Re: Stats collector performance improvement

From: Bruce Momjian <pgman(at)candle(dot)pha(dot)pa(dot)us>
To: Bruce Momjian <pgman(at)candle(dot)pha(dot)pa(dot)us>
Cc: Tom Lane <tgl(at)sss(dot)pgh(dot)pa(dot)us>, Michael Fuhr <mike(at)fuhr(dot)org>, Merlin Moncure <merlin(dot)moncure(at)rcsonline(dot)com>, Carlos Benkendorf <carlosbenkendorf(at)yahoo(dot)com(dot)br>, PostgreSQL-patches <pgsql-patches(at)postgresql(dot)org>
Subject: Re: Stats collector performance improvement
Date: 2006-01-05 00:39:42
Message-ID: 200601050039.k050dgv22567@candle.pha.pa.us
Views: Raw Message | Whole Thread | Download mbox | Resend email
Thread:
Lists: pgsql-hackers pgsql-patches pgsql-performance

Bruce Momjian wrote:
> I did some research on this because the numbers Tom quotes indicate there
> is something wrong in the way we process stats_command_string
> statistics.
>
...
> This sends 10,000 "SELECT 1" queries to the backend, and reports the
> execution time.
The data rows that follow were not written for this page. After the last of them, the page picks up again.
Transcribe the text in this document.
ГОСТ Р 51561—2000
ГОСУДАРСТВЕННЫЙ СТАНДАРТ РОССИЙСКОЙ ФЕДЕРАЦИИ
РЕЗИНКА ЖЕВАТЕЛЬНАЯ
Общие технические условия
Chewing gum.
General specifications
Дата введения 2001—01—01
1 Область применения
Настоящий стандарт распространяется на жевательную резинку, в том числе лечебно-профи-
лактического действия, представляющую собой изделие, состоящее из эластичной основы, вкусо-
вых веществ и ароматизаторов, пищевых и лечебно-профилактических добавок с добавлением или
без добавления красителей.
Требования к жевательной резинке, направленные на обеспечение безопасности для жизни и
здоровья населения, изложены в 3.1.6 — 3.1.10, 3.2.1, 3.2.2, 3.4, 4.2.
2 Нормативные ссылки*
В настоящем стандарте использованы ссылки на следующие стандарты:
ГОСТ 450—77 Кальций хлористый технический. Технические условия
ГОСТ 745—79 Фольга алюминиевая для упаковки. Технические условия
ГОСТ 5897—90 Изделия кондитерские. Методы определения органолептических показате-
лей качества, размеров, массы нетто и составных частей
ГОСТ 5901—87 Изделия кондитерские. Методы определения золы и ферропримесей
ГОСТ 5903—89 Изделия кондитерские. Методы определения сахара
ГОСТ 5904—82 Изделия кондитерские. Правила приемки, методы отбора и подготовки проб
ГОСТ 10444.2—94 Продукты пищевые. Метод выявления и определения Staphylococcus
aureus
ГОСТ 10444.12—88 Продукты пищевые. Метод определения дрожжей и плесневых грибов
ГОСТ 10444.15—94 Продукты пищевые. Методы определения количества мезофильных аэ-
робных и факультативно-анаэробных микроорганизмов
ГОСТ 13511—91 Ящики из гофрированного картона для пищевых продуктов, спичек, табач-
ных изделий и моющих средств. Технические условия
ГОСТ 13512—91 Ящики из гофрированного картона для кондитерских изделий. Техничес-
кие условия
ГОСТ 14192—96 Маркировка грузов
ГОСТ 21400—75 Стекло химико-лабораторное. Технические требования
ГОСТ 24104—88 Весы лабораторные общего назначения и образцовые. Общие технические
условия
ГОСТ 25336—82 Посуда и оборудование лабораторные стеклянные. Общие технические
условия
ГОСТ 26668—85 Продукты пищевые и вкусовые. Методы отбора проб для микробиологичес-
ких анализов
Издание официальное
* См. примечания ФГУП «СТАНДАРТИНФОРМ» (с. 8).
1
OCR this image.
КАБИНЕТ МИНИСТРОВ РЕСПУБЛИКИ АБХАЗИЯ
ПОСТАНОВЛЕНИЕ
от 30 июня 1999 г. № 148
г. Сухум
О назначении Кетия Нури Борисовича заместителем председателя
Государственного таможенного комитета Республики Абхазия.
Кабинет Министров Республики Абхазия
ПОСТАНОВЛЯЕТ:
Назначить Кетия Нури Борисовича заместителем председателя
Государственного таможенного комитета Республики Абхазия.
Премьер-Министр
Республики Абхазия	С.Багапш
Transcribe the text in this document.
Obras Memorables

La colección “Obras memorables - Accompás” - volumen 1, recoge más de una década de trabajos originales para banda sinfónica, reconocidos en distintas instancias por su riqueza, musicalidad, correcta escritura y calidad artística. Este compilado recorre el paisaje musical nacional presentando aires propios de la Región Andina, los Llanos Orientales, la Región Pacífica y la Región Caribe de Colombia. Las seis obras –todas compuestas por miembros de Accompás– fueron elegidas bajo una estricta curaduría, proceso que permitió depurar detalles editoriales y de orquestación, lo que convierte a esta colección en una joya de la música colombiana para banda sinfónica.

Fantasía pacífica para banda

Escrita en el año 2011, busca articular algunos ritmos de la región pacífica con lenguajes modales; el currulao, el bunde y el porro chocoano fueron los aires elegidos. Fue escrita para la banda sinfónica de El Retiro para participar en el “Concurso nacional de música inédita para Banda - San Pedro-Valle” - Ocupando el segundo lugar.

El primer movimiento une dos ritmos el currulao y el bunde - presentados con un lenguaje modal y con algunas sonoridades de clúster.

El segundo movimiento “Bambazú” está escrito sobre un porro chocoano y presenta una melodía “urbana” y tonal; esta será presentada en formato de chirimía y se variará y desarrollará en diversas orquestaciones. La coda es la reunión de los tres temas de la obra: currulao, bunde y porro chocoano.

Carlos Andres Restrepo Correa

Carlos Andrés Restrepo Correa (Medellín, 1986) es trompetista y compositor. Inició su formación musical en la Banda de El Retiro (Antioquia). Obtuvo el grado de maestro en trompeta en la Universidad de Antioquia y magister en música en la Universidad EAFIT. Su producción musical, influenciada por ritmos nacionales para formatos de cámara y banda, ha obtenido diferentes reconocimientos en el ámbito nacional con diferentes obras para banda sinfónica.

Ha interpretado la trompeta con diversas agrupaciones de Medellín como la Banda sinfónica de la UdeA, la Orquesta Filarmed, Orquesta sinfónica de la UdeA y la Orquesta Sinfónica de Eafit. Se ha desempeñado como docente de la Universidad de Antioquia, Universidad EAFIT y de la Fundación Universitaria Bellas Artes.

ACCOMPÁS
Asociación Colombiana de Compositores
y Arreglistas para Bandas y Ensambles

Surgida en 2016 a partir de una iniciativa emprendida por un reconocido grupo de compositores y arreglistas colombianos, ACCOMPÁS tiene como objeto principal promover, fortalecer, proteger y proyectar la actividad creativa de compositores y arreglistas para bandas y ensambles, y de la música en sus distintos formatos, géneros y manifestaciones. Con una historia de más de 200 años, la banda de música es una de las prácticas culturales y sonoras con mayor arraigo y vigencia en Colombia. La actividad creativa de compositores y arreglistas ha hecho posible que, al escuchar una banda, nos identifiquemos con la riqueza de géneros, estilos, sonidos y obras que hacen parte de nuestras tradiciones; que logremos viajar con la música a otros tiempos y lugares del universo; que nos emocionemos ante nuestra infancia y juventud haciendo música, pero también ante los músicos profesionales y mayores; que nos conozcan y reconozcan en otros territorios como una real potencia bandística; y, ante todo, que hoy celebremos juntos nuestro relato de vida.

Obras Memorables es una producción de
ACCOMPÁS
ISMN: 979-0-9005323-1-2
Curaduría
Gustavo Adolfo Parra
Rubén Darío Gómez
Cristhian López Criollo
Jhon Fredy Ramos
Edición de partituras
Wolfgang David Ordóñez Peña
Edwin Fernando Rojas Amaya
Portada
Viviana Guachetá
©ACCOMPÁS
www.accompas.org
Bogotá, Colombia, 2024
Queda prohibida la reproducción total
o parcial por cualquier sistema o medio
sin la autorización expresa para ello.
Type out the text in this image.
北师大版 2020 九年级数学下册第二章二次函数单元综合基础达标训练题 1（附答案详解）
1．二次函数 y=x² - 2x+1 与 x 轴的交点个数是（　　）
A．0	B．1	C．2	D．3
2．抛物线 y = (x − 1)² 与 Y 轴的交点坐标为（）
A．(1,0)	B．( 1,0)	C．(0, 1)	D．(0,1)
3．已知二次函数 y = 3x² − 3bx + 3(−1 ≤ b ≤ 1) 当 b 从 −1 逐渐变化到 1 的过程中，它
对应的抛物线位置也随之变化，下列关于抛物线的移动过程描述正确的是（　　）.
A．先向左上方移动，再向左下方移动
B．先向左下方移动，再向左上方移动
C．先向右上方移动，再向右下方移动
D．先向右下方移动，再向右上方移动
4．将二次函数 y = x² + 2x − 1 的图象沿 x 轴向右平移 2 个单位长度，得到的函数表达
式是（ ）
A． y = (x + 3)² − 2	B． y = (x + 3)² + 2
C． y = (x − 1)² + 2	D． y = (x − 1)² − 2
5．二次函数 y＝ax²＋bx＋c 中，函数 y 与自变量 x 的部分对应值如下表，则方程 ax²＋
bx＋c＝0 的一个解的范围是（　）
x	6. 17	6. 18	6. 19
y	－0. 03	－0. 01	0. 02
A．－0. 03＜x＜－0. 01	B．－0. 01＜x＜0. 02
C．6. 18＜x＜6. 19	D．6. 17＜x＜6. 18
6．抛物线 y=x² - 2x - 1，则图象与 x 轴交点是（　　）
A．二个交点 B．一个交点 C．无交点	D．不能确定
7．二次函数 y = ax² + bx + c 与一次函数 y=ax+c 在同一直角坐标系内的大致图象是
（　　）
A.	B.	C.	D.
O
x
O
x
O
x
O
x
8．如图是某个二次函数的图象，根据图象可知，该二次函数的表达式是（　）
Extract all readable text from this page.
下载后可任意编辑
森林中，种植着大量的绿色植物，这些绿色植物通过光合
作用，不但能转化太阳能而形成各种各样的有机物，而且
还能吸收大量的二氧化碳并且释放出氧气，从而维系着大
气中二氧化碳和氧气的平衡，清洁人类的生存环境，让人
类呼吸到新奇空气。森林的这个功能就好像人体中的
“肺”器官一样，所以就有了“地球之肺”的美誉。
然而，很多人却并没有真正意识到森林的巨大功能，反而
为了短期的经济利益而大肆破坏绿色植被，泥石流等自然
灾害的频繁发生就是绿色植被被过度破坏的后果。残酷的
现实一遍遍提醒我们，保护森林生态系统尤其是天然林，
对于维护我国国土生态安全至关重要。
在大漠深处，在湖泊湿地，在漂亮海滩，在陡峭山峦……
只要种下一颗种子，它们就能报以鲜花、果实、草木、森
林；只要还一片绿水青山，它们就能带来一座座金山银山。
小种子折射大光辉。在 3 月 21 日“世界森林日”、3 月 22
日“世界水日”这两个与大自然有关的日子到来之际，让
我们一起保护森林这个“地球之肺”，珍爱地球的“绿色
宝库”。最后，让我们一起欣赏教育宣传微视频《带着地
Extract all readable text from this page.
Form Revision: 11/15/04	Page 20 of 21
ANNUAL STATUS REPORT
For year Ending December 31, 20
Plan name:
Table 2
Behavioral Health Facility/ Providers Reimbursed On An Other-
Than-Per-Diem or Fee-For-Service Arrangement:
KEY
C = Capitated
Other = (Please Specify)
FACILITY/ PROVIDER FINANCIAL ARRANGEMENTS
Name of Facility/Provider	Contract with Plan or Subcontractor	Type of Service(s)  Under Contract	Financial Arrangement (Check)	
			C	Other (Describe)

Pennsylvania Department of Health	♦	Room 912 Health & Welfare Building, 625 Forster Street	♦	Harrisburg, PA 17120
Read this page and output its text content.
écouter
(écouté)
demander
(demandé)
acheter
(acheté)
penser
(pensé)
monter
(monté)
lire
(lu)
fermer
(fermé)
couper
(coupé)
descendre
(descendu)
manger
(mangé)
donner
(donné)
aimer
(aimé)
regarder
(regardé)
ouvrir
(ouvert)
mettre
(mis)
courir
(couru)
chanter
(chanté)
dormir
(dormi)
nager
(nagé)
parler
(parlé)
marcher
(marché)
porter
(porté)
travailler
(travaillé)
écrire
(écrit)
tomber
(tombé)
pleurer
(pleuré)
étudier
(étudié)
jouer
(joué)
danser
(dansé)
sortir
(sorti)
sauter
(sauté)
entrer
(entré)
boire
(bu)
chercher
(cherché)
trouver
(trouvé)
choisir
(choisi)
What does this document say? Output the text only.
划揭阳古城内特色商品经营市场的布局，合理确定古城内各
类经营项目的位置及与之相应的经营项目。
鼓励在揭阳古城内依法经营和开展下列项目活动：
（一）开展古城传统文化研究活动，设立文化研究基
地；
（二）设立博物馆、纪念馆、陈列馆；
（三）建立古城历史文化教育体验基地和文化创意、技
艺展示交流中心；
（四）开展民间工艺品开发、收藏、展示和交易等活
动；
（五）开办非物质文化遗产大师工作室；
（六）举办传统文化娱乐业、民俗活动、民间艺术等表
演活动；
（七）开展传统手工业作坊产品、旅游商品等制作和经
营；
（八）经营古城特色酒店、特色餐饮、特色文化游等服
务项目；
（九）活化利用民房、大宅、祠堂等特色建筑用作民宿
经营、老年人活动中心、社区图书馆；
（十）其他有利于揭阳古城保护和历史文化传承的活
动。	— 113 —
I found that without stats_command_string defined, it
> ran in 3.5 seconds. With stats_command_string defined, it took 5.5
> seconds, meaning the command string is causing a 57% slowdown. That is
> way too much considering that the SELECT 1 has to be send from psql to
> the backend, parsed, optimized, and executed, and the result returned to
> the psql, while stats_command_string only has to send a string to a
> backend collector. There is _no_ way that collector should take 57% of
> the time it takes to run the actual query.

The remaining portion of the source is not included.